While Methland is described as being about Oeilwein, Iowa, the story of that town only takes up perhaps half the book. The rest is about the history of meth and (more interesting to me) how meth went from a "biker drug" cooked and sold by small-time operators to a heavily centralized and industrialized international network run by the so-called "Mexican Mafia," an organization that does owe its rise directly to meth.

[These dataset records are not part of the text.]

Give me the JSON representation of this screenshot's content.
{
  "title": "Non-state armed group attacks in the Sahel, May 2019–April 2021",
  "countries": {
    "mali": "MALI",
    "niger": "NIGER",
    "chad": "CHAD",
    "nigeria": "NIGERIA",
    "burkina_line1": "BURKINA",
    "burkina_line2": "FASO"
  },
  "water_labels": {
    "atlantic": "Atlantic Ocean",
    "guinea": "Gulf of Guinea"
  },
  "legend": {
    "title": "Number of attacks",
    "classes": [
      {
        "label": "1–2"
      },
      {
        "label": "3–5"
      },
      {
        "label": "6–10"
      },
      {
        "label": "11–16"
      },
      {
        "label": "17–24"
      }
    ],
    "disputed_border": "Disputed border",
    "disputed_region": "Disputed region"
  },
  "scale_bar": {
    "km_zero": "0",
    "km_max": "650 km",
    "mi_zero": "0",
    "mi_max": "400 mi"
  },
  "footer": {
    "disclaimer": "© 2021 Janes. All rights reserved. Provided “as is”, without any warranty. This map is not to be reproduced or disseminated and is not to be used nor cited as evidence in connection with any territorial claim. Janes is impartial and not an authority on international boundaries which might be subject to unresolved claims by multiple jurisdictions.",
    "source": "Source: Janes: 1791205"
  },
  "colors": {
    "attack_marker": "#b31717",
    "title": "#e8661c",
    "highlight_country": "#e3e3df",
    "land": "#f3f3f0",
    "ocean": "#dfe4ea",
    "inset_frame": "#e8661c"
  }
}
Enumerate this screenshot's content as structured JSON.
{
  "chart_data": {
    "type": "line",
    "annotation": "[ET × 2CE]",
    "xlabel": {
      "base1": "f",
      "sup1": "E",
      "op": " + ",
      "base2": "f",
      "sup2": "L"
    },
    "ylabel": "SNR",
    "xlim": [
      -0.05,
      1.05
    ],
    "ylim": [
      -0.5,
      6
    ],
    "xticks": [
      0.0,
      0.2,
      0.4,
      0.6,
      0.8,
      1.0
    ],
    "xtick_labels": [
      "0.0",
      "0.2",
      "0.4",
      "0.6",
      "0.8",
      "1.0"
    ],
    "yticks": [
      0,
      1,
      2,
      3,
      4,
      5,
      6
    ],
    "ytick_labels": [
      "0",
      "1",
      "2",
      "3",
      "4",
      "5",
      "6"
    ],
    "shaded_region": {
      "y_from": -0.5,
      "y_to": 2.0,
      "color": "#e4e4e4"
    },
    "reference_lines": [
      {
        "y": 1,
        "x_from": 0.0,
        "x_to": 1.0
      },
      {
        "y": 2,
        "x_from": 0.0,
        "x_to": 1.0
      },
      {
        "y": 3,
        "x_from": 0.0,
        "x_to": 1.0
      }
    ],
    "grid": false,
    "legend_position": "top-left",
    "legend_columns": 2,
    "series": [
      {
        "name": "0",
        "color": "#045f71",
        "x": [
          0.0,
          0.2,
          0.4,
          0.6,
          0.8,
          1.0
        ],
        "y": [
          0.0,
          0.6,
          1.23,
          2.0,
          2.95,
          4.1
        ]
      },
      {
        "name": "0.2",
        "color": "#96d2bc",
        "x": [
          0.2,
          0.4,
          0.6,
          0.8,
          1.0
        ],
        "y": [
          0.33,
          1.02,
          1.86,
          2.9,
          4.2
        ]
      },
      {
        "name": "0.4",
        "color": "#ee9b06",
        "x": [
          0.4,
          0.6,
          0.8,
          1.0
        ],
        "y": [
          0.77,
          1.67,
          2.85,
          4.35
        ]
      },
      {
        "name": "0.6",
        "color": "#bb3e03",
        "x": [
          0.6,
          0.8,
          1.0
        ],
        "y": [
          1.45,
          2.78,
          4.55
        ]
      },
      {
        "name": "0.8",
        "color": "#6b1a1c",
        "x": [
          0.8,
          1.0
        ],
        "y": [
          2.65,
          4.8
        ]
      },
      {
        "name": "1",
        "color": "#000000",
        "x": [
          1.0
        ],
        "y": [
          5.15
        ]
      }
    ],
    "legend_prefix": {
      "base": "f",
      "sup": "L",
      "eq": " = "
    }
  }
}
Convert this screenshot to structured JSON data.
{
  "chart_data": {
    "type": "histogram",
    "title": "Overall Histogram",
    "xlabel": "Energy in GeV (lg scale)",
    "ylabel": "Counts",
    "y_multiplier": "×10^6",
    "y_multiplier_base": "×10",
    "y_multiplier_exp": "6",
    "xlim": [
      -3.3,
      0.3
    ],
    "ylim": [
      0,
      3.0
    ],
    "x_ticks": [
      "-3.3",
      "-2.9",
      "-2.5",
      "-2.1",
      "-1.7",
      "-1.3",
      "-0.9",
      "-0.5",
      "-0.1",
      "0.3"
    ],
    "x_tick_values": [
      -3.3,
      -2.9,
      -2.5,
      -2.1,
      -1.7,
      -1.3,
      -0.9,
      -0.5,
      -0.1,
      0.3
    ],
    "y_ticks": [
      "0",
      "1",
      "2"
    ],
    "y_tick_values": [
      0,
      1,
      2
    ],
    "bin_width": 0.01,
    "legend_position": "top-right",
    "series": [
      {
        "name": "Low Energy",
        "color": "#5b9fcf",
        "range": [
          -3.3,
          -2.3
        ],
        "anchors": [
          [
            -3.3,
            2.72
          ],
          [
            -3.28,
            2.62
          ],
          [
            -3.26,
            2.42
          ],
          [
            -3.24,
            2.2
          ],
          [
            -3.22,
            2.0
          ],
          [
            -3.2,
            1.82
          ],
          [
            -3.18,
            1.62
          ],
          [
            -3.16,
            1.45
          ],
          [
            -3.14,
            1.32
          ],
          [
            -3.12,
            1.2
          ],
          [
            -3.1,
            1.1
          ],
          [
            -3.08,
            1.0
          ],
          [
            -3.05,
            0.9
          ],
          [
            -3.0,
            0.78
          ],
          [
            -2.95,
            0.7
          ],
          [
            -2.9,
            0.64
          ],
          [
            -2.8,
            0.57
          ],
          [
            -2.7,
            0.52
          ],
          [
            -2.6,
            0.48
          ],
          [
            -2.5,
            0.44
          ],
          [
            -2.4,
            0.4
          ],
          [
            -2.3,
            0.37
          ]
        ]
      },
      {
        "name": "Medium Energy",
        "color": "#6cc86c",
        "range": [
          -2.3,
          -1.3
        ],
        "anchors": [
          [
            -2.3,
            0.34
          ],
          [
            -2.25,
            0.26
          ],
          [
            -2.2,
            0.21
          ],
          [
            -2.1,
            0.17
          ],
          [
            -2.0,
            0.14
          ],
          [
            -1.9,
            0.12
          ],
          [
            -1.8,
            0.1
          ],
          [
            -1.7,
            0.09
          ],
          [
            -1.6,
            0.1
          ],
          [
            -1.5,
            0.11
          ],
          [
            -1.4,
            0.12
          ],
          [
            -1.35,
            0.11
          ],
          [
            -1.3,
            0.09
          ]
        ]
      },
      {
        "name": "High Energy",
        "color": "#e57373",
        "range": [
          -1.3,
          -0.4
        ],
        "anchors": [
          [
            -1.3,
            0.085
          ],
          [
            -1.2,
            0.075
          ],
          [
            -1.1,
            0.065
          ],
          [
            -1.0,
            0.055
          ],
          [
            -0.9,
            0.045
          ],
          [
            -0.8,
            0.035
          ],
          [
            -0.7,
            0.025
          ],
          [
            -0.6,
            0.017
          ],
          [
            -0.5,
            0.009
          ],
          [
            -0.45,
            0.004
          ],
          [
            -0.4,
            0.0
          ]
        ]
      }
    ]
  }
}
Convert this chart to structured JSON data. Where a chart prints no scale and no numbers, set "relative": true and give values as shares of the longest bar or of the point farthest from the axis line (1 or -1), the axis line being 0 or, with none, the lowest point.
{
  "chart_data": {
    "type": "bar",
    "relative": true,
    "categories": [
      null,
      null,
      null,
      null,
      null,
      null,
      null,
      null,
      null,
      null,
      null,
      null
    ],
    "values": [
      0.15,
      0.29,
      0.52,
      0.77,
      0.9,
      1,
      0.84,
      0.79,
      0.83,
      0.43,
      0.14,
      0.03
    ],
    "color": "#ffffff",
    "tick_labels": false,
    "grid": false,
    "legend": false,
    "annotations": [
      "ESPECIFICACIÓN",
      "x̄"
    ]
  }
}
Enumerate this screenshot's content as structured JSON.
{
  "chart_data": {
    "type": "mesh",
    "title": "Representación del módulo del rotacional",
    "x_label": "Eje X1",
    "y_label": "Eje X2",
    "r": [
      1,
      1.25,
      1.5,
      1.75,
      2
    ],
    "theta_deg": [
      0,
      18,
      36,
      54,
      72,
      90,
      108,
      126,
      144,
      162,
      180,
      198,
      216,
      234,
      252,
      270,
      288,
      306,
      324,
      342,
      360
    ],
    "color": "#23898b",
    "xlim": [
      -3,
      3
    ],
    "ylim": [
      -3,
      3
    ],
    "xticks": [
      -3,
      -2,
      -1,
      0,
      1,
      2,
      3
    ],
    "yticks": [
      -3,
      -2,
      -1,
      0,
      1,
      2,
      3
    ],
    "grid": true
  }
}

This history is tangled with pharmaceutical lobbying, sausage factory legislation, and Lori Arnold, sister of actor Tom Arnold, who it turns out was a huge drug kingpin who pretty much pioneered the meth industry in the midwest, before she went to prison and the big boys down south took over.


Verdict: An interesting book about how crystal meth became America's most feared drug, but not comprehensive or analytical enough, in my opinion. That said, Reding's writing style is better than you find in most journalistic non-fiction, and his interactions with a variety of people from judges and doctors to neo-Nazi methheads add interest and are anything but dry.